Joel Arthur Jones found it hard to believe that a boy with a micro scooter would also own a car, but he had seen office men in suits going to work on them before, so he held his tongue.

“Get it!” demanded the boy, and so Joel Arthur Jones climbed up and retrieved the quite ridiculous hat.

“Here you are, sir.” He placed it on the counter, as close to the edge as possible. Seeing that the young man was having trouble reaching the hat (so far he’d managed to grab at a pencil and the card machine), Joel Arthur Jones offered his hand in the matter.

“I CAN DO IT!” spat the boy, and sure enough, after just 10 minutes, the hat was on top of his angry little head.

“Oh yes,” he said, looking in the mirror. “I look well pukka, don’t I?”

“Indeed, sir,” said Joel Arthur Jones, although his mind was pre-occupied with the fact that the young man had used the word ‘pukka’ and therefore had to be at least 45.

“I’ll take it!” he cried.

“Excellent, sir,” said Joel Arthur Jones. And he started to box up the hat and log it in the store book.

“Here’s an idea, actually,” said the small man. “I appreciate you pretending not to recognise me, but as I’m sure you know, I have a new comeback album coming out soon, and with that I’m booked to do lots of promotional appearances, which could benefit your hat shop as much as it could benefit me. What do you say to letting me have this hat for free, and I can wear it on all these occasions? I’m going to be on Pebble Mill next Wednesday, for example. What do you say? Could be great exposure for you.”
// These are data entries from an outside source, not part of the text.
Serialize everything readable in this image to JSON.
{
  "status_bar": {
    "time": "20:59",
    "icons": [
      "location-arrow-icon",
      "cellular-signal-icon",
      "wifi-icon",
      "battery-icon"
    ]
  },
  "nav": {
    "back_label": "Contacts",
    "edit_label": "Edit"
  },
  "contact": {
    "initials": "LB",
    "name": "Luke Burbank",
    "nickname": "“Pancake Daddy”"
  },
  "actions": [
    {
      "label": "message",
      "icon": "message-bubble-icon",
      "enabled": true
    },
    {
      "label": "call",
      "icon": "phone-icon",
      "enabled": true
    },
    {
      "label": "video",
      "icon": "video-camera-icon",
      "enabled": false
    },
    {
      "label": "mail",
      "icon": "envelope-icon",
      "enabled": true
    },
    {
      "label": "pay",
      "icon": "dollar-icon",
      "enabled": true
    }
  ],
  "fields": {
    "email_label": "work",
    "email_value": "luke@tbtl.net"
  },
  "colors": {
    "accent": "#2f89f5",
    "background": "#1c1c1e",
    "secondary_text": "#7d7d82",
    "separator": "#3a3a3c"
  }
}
“I’m terrible sorry, sir, but we don’t offer such a policy here at J&J Hat Emporium,” said Joel Arthur Jones, and not just because he knew that Pebble Mill had stopped broadcasting in 1996.

“Fine!” said the little man, pretending not to care. “It’s your loss… FATTY.” By now, such an outburst came as no surprise to Joel Arthur Jones. “Split it across these 4… 5 cards.”

Chapter 2

“I’d like a new hat, please.”

Colin Wattleby knew exactly who this was. The gentleman next door, Joel Arthur Jones, had only just been on the phone.